The south-eastern region of Europe is so often overlooked by travelers searching for bigger cities and busy coasts. But the beautiful Balkans are a quiet corner ready to be explored by intrepid adventure-seekers wanting to experience a slice of Europe that isn’t frequently visited, but is no less lacking in interesting character and varied sights. We are kind of scratching our heads about why the Balkans are so often ignored, so we are letting you in on their secret. View our exclusive itinerary and plan a journey before the rest of the world catches on.
Your journey starts in Zagreb, a city with rich history dating back to the Roman times. There’s so much to see in Zagreb, especially museums; it has the most of any other city in the world. Don’t rush your coffee; you will want the time to sip and take in the Medvednica mountain range and Sava River views.
Split. the second largest city in the country, is an attractive blend of past and present. A private guide will take you through the Diocletian Palace’s narrow streets.
Outside the city, the landscape is just as appealing. Plitvice Lakes National Park is a heaven of lakes, waterfalls, and woods. Keep an eye out for the deer, bears, wolves, boars, and rare birds.
Croatia’s coastline is pretty dreamy too. Sail to hidden beaches, caves, and local islands (there are more than 100) then jump out of your private boat into the crystal clear sea.
And of course no trip is complete without sampling the country’s cuisine. Roll up your sleeves in a traditional Dalmatian cooking class. Wine tastings at a vineyard near Korcula is just the treat you need before finishing off your Croatian portion of the journey in Dubrovnik. The “Pearl of the Adriatic” is a UNESCO-listed treasure of Baroque, Gothic, and Renaissance architecture. Catch your breath as the cable car rises above the city. If you watch Game of Thrones, you’ll recognize the view.

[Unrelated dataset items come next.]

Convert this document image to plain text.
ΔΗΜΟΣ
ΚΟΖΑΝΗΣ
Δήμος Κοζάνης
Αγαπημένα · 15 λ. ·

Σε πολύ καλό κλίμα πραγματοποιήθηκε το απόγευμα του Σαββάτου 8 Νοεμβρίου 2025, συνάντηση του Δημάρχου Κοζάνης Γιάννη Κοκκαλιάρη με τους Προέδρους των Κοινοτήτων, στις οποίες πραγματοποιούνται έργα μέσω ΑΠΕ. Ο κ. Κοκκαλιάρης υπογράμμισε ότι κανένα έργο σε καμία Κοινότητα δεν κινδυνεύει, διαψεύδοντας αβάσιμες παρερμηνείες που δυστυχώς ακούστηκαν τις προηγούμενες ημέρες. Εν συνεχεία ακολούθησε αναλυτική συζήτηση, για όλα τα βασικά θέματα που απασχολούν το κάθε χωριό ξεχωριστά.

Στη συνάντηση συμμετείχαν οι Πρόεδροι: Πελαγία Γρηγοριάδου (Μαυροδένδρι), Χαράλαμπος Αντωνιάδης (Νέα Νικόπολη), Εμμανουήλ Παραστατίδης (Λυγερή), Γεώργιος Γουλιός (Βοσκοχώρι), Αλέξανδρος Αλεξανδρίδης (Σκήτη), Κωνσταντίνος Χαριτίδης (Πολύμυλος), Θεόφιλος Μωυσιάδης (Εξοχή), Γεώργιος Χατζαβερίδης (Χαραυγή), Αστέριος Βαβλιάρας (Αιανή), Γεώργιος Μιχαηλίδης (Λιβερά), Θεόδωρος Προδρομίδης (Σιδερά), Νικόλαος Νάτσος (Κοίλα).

Montenegro is a tiny nation, but it’s a big hitter when it comes to natural sights. Picture this: pretty coastline, glassy lakes, picturesque parks, and snow-capped mountains. You will feel as though time has stood still in the sleepy 17th-century fisherman’s village of Perast. Kotor’s medieval architecture put it on UNESCO’s list of World Natural and Cultural Heritage Sites. St. Tripun Cathedral, built in 1166, is a monument of Roman culture rising against a backdrop of craggy mountains. Go even further back in time in Budva, one of the oldest settlements in the Adriatic.
Albania is the last stop on our multi-country Beautiful Balkans itinerary.
It’s not the first place you think of when it comes to beach time, but Albania’s Riviera is something to see. A lucky few (including you) will discover just how gorgeous it really is. Silky sand meets sea in varying shades of turquoise, emerald, and cobalt. It’s nearly unfathomable to think that there aren’t throngs of tourists vying for every available sunny spot.
The ancient Greeks had a feeling that Albania was pretty special. Their city of Apollonia is now an archaeological park where remarkably intact temple columns, mosaics, and marble statues are on display.
Dinner with a view takes on a whole new meaning in the Likurs Castle, built in 1718 during the times of Ottoman ruler Ali Pasha. The Ottomans had a strong hold here for several centuries. Shop for handmade patterned rugs in the old cobblestone bazaars.
Berat shows off Albania’s multi-faith fabric. Minarets soar into the sky alongside Byzantine churches. Faded painted icons and golden embellishments are revealed in the darkened interiors. Ottoman-style stone houses appear to be stacked upon one another as they crawl up the steep hill. Albania feels like a cross between Europe and the Middle East.